You can install the released version of slimreda (after Milestone 4 is done) from CRAN with:

install.packages("slimreda")

And the development version from GitHub with:

# install.packages("devtools")
devtools::install_github("UBC-MDS/slimreda")

Usage

To import the package:

library(slimreda)
## basic example code

For each function:

histogram:
- Suppose you would like to plot the distrubtion of certain columns in your data frame as histograms. Instead of writing multiple code chunks with duplicate ggplot code, you can use the histogram function to plot histograms for as many columns as you would like.
- In the example below, we generate two histograms for two columns in the penguins data frame, namely body_mass_g and flipper_length_mm. We use plot_grid to render these plots on the same row, but you can plot them directly:

library(palmerpenguins)
library(cowplot)

hist_plots <- slimreda::histogram(penguins, c('body_mass_g', 'flipper_length_mm'))
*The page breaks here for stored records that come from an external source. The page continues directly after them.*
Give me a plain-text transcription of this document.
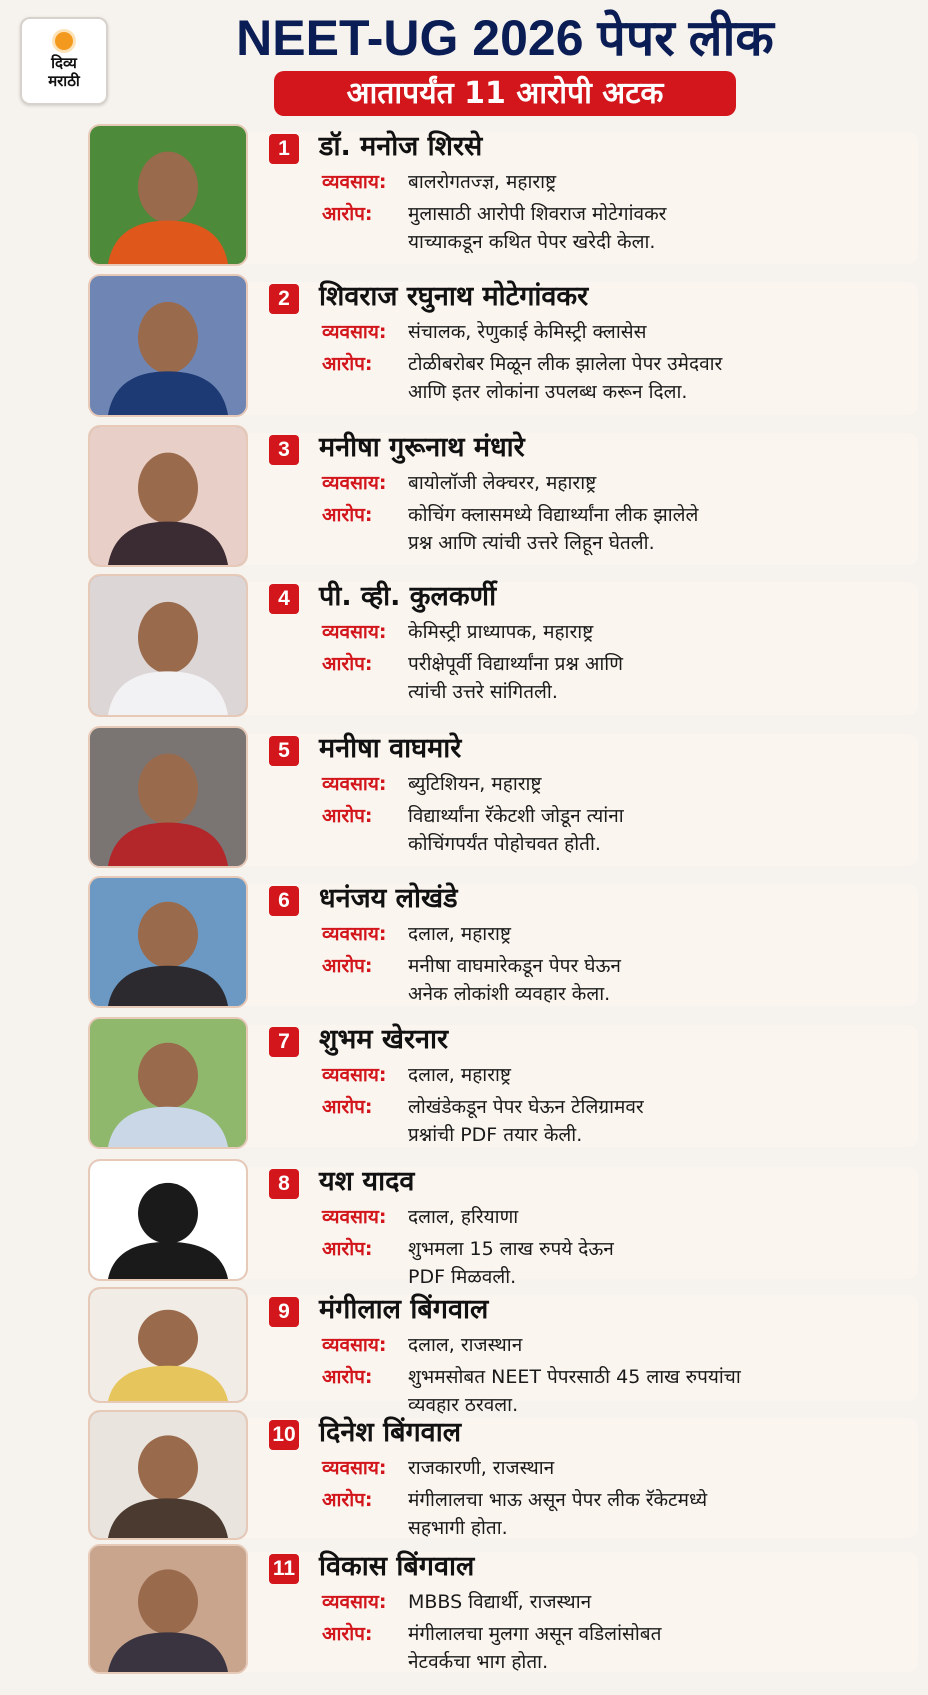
दिव्य
मराठी
NEET-UG 2026 पेपर लीक
आतापर्यंत 11 आरोपी अटक
1	डॉ. मनोज शिरसे
व्यवसाय: बालरोगतज्ज्ञ, महाराष्ट्र
आरोप: मुलासाठी आरोपी शिवराज मोटेगांवकर
याच्याकडून कथित पेपर खरेदी केला.
2	शिवराज रघुनाथ मोटेगांवकर
व्यवसाय: संचालक, रेणुकाई केमिस्ट्री क्लासेस
आरोप: टोळीबरोबर मिळून लीक झालेला पेपर उमेदवार
आणि इतर लोकांना उपलब्ध करून दिला.
3	मनीषा गुरूनाथ मंधारे
व्यवसाय: बायोलॉजी लेक्चरर, महाराष्ट्र
आरोप: कोचिंग क्लासमध्ये विद्यार्थ्यांना लीक झालेले
प्रश्न आणि त्यांची उत्तरे लिहून घेतली.
4	पी. व्ही. कुलकर्णी
व्यवसाय: केमिस्ट्री प्राध्यापक, महाराष्ट्र
आरोप: परीक्षेपूर्वी विद्यार्थ्यांना प्रश्न आणि
त्यांची उत्तरे सांगितली.
5	मनीषा वाघमारे
व्यवसाय: ब्युटिशियन, महाराष्ट्र
आरोप: विद्यार्थ्यांना रॅकेटशी जोडून त्यांना
कोचिंगपर्यंत पोहोचवत होती.
6	धनंजय लोखंडे
व्यवसाय: दलाल, महाराष्ट्र
आरोप: मनीषा वाघमारेकडून पेपर घेऊन
अनेक लोकांशी व्यवहार केला.
7	शुभम खेरनार
व्यवसाय: दलाल, महाराष्ट्र
आरोप: लोखंडेकडून पेपर घेऊन टेलिग्रामवर
प्रश्नांची PDF तयार केली.
8	यश यादव
व्यवसाय: दलाल, हरियाणा
आरोप: शुभमला 15 लाख रुपये देऊन
PDF मिळवली.
9	मंगीलाल बिंगवाल
व्यवसाय: दलाल, राजस्थान
आरोप: शुभमसोबत NEET पेपरसाठी 45 लाख रुपयांचा
व्यवहार ठरवला.
10 दिनेश बिंगवाल
व्यवसाय: राजकारणी, राजस्थान
आरोप: मंगीलालचा भाऊ असून पेपर लीक रॅकेटमध्ये
सहभागी होता.
11 विकास बिंगवाल
व्यवसाय: MBBS विद्यार्थी, राजस्थान
आरोप: मंगीलालचा मुलगा असून वडिलांसोबत
नेटवर्कचा भाग होता.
cowplot::plot_grid(plotlist = hist_plots, nrow = 1)

miss_count:
- With this function, you can know the number of missing values and corresponding percentage for a data frame. There are two parameters: df is the data frame you want to analyze, and ascending is a boolean value to decide whether the df is sorted ascending or decending.
- Below is an example for this function:

example_miss_count <-data.frame(
        name = c(NA,NA,"Jessica"),
        age = c(NA,21,30),
        hobby = c("lab","quiz","swim")
)

output <- slimreda::miss_count(example_miss_count,
                               ascending = TRUE)

output

cat_unique_count:
- The cat_unique_count comes in handy when you are interested in the number(s) of unique values you have in every categorical column in your data frame. With this function, you can skip duplicating the same line of code only to edit the column name and have all the categorical features and unique value counts returned as a data frame.
- In the example below, we generate the unique value counts for all categorical features in the penguins data frame, namely species, island and sex. We use knitr::kable to render the data frame into a table:

unique_cat_df <- slimreda::cat_unique_count(penguins)

knitr::kable(unique_cat_df, "simple")

corr_map:
- Now suppose you would like to see the correlation between some columns in your data frame as in a correlation map, showing the pairwise correlation strength, instead of writing lines of duplicate ggplot code you can use the corr_map function from the multiple code chunks with duplicate ggplot code, you can use the histogram function to plot histograms for as many columns as you would like.
- In the example below, we generate a simple correlation map for all the numeric columns in the penguins data frame. The color indicates the correlation between -1 to 1 and the output is a ggplot object that can be modified later:

corr_map_plot <- slimreda::corr_map(penguins, colnames(penguins))

corr_map_plot

Fitting in R Ecosystem

Packages have similar functions are: DataExplorer (https://cran.r-project.org/web/packages/DataExplorer/vignettes/dataexplorer-intro.html)
Slimreda's innovation points:
- We aggregate necessary functions for eda in one function that can only be done with multiple packages and simplify the code. For example, for missing value counts, we not only get the counts but also calculate its percentage.
- We optimize the output to be more clear.
- Compared with DataExplorer, we generate the most commonly used graphs in an easily and flexible way.

Contributing

Interested in contributing? Check out the contributing guidelines. Please note that this project is released with a Code of Conduct. By contributing to this project, you agree to abide by its terms.